Harrison Ford stars as Indiana Jones, an iconic figure featured in all five films of the series.

In 2003, the American Film Institute named Indiana Jones the second-greatest movie hero of all time (after the Gregory Peck character, Atticus Finch, in To Kill a Mockingbird).

When Spielberg first shot Raiders of the Lost Ark, no major studio would release it, claiming that the plot was too far out, and the film would be too expensive to finally bring to screen.

Clad in his trademark leather jacket and brandishing his bullwhip, Indiana Jones was a throwback to the Saturday afternoon serials of the 1930s, and was loosely based on an actual historical figure.

Otto Rahn was a German SS lieutenant and amateur archaeologist who was fascinated with the Cathars, a medieval sect deemed heretics by the Roman Catholic Church. More than 200 of the sect’s prefects were put to death by fire outside the Cathar fortress at Montségur, France, in March 1244.

Like Indiana Jones in The Last Crusade, the third film in the series, Rahn set out to find the Holy Grail, which he linked to the Cathars. He was found dead in the Tyrol mountains in 1939.

Raiders of The Lost Ark has Jones chasing all over Egypt, followed in hot pursuit by Nazis, in his search for the biblical Ark of the Covenant, rather than the Holy Grail. He’s aided in his endeavours by Karen Allen, who plays his long-suffering sweetheart, Marion.

The 6 p.m. screening, Blank City, is an iconoclastic documentary by first-time filmmaker Celine Danhier.

New York City in the mid 1970s was on the verge of bankruptcy. It had decayed to an incredible state of slum housing, cheap rents and a burgeoning drug scene the norm. Out of this chaos, however, emerged a burgeoning underground music, art and film scene, which Danhier captures in her exciting and irreverent documentary.

At 8 p.m., Jim Jarmusch’s 1986 indie feature, Down By Law.

Filmed in black and white, it stars the gravel-voiced Tom Waits as an unemployed disc jockey, John Lurie (Stranger than Paradise, The Last Temptation of Christ) as a pimp and Roberto Benigni (Life is Beautiful) as a bewildered Italian tourist.

The three strangers meet in a Louisiana prison on trumped-up charges. Waits and Lurie begin to develop a massive hatred for the Italian, not only for his incomprehensibility, but for his constant state of unabated cheerfulness.

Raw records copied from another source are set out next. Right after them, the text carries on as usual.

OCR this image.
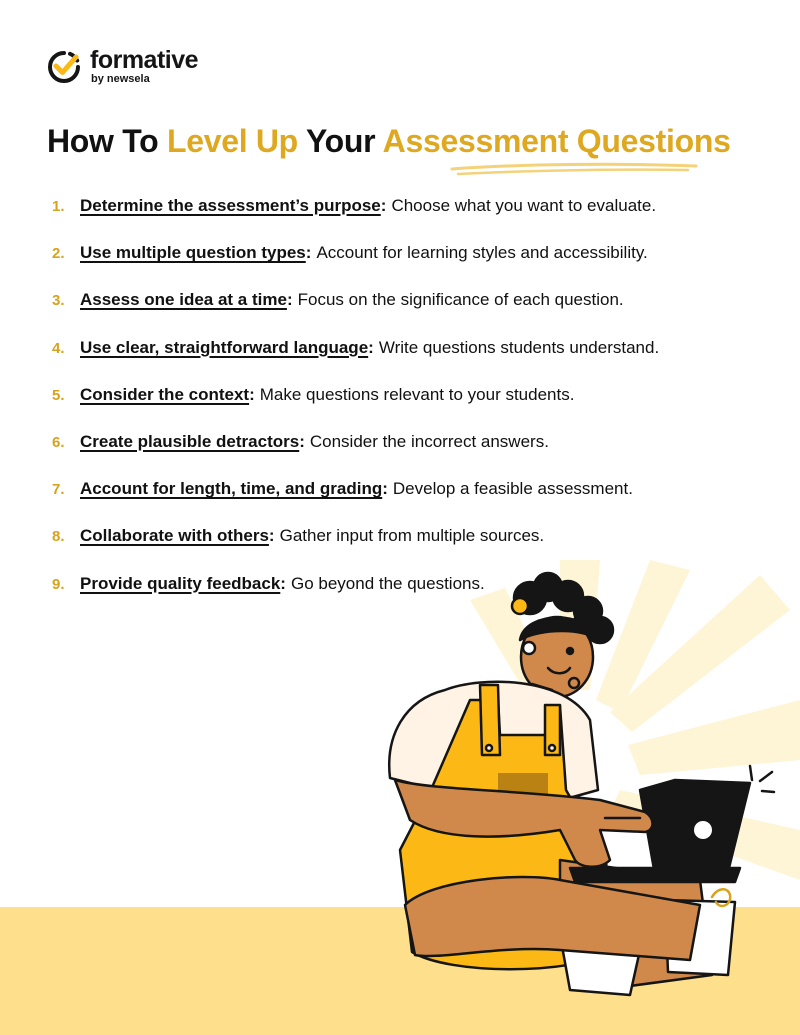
formative
by newsela
How To Level Up Your Assessment Questions
1. Determine the assessment’s purpose : Choose what you want to evaluate.
2. Use multiple question types : Account for learning styles and accessibility.
3. Assess one idea at a time : Focus on the significance of each question.
4. Use clear, straightforward language : Write questions students understand.
5. Consider the context : Make questions relevant to your students.
6. Create plausible detractors : Consider the incorrect answers.
7. Account for length, time, and grading : Develop a feasible assessment.
8. Collaborate with others : Gather input from multiple sources.
9. Provide quality feedback : Go beyond the questions.
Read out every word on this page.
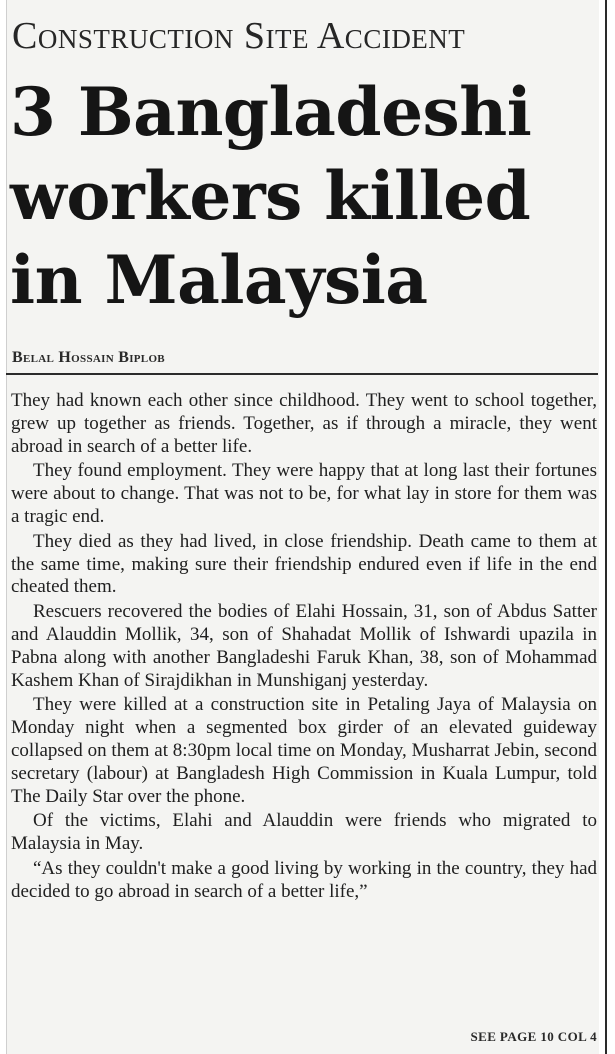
Construction Site Accident
3 Bangladeshi
workers killed
in Malaysia
Belal Hossain Biplob

They had known each other since childhood. They went to school together, grew up together as friends. Together, as if through a miracle, they went abroad in search of a better life.

They found employment. They were happy that at long last their fortunes were about to change. That was not to be, for what lay in store for them was a tragic end.

They died as they had lived, in close friendship. Death came to them at the same time, making sure their friendship endured even if life in the end cheated them.

Rescuers recovered the bodies of Elahi Hossain, 31, son of Abdus Satter and Alauddin Mollik, 34, son of Shahadat Mollik of Ishwardi upazila in Pabna along with another Bangladeshi Faruk Khan, 38, son of Mohammad Kashem Khan of Sirajdikhan in Munshiganj yesterday.

They were killed at a construction site in Petaling Jaya of Malaysia on Monday night when a segmented box girder of an elevated guideway collapsed on them at 8:30pm local time on Monday, Musharrat Jebin, second secretary (labour) at Bangladesh High Commission in Kuala Lumpur, told The Daily Star over the phone.

Of the victims, Elahi and Alauddin were friends who migrated to Malaysia in May.

“As they couldn't make a good living by working in the country, they had decided to go abroad in search of a better life,”

SEE PAGE 10 COL 4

After managing to escape, they go wandering through the Louisiana bayou, accompanied by further misadventures that form the core of Jarmusch’s film.

The Available Light Cinema series, an innovation of the Yukon Film Society this season, features hand-picked popular films, topical documentaries and a touch of the avant-garde at each monthly showing at the Yukon Arts Centre.

Tickets for individual films are $11, or $10 for YFS members and Art Lovers’ passholders and $5 for youth under 16.